Companies ‘are scrambling to boost tax transparency amid global crackdown’

Companies ‘are scrambling to boost tax transparency amid global crackdown’


Companies around the world are scrambling to overhaul how they communicate with the public when it comes to how much tax they pay, according to professional services firm KPMG.

While the Senate is currently investigating multinational firms such as Apple and Google over potential tax avoidance, other countries are also grappling with how to increase the public’s perception of fairness in their respective taxation systems.

Greg Wiebe, head of global tax for KPMG, told SmartCompany large corporations are currently responding to the global push to boost transparency and crack down on profit shifting.

“Societal pressures will create a situation where five years from now multinational corporations will be making some sort of declaration to the public in their public statements about here’s where we operate, here’s what our supply chain looks like, here’s the employment we have and the capital we’ve employed,” Wiebe predicts.

“Frankly, our clients are getting ready to tell that story today.”

Wiebe says the international tax debate is a way for governments to claw back trust by forcing companies to be just as transparent with their tax as individuals.

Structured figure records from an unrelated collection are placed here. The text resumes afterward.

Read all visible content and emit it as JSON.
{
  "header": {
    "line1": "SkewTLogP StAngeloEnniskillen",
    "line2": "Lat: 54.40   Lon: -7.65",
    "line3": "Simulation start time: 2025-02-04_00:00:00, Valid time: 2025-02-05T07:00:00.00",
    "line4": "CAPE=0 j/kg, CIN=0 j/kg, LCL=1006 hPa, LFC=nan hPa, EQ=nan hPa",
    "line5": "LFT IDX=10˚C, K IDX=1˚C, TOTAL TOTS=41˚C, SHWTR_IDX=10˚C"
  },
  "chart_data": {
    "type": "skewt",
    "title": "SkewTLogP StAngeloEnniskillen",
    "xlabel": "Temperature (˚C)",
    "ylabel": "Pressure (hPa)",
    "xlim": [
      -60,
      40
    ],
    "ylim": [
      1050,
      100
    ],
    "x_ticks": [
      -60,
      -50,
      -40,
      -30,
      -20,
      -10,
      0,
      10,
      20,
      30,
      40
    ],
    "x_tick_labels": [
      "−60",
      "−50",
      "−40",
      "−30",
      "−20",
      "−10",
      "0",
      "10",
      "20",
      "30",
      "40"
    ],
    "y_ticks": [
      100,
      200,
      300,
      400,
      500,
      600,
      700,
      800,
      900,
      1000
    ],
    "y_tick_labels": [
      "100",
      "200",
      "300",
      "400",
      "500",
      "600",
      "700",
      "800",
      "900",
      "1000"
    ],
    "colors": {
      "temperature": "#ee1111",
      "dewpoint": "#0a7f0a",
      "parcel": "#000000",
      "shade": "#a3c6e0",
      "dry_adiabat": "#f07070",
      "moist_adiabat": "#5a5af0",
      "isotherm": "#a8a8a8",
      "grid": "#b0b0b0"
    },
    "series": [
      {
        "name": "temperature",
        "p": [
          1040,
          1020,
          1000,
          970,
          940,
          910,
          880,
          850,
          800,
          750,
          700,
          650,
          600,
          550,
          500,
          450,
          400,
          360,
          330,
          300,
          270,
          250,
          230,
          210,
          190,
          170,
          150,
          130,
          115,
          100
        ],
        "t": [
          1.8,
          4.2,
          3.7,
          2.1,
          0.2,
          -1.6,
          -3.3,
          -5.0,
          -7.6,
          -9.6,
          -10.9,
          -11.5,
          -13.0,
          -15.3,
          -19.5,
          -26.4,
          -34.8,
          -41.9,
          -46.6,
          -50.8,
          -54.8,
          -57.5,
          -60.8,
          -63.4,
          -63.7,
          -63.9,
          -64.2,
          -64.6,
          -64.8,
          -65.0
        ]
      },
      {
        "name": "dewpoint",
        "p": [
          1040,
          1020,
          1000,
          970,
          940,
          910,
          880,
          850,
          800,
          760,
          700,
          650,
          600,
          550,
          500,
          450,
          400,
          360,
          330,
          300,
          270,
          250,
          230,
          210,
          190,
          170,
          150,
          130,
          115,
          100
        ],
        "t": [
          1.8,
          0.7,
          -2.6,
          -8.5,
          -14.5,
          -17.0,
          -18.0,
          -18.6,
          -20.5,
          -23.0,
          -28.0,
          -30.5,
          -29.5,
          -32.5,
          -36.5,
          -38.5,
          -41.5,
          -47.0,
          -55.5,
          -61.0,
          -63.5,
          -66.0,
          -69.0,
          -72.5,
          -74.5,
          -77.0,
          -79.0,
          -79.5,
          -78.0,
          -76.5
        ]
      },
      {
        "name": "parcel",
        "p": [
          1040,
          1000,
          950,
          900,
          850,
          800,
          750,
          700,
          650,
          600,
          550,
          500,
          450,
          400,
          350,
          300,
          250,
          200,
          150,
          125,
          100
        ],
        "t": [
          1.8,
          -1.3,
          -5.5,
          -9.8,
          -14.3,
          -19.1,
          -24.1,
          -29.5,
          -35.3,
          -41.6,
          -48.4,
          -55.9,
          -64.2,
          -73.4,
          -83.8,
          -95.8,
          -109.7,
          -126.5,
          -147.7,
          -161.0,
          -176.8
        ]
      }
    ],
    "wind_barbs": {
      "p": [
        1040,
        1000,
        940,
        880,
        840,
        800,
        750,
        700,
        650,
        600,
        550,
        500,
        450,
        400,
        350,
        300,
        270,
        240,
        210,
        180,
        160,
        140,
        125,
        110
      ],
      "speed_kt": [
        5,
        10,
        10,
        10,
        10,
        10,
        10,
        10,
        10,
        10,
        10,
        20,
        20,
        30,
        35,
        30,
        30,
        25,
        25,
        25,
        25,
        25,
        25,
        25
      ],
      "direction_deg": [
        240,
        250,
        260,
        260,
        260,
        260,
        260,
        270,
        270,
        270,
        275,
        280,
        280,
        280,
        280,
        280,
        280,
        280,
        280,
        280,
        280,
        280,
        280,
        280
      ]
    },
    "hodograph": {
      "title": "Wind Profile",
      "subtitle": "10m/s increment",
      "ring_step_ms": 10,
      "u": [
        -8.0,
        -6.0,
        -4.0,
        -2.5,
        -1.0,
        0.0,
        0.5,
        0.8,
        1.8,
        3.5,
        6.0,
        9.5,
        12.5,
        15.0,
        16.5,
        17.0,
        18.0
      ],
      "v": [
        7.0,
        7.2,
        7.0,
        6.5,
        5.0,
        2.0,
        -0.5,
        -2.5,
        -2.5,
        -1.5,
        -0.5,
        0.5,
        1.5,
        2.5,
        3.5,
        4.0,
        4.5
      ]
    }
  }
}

Australia, he says, is no exception.

“Ever since the global financial crisis and the great recession that followed, there has been a huge amount of mistrust in government,” Wiebe says.

“How do you get that trust back? You do two things – you increase transparency and you focus on the perception of fairness. That’s what you see in the whole taxation debate right now.”

The OECD released its final report into base erosion and profit-shifting last week, recommending, among other things, mandatory disclosure rules for perceived “aggressive or abusive” tax planning.

The Senate is yet to hand down its final report on corporate tax avoidance, but has put forward a draft report that suggests the Australian Tax Office name-and-shame companies who are not paying their fair share of tax.

While Wiebe applauds the OECD’s recommendations, he says it would be terrible for different jurisdictions to develop vastly different rules – for example, if one country requires a “roomful” of paperwork and another does not.

“The cost of compliance to corporations will be impossible,” Wiebe says.

“If it’s something that the taxing authorities or the government from a policy perspective want to see, then let’s develop one way of doing it and it’ll be costly for multinationals to comply but at least they’ll be able to comply in a consistent manner. But we’re already seeing that start to break apart a bit.”

Jane McCormick, head of tax for KPMG in Europe and Africa, agrees and questions whether “tonnes of confusing data” would actually help the public understand how much tax a business is paying.

“My real concern is that actually none of that is going to be really helpful to civil society,” she says.

“It’s a shame in a way, I think, if we get lots and lots of these different laws. It will be a much better thing [if it’s consistent] because business is getting its head around this and is getting to a situation where they have to explain themselves. They have to explain themselves in a way that is most appropriate for their business.”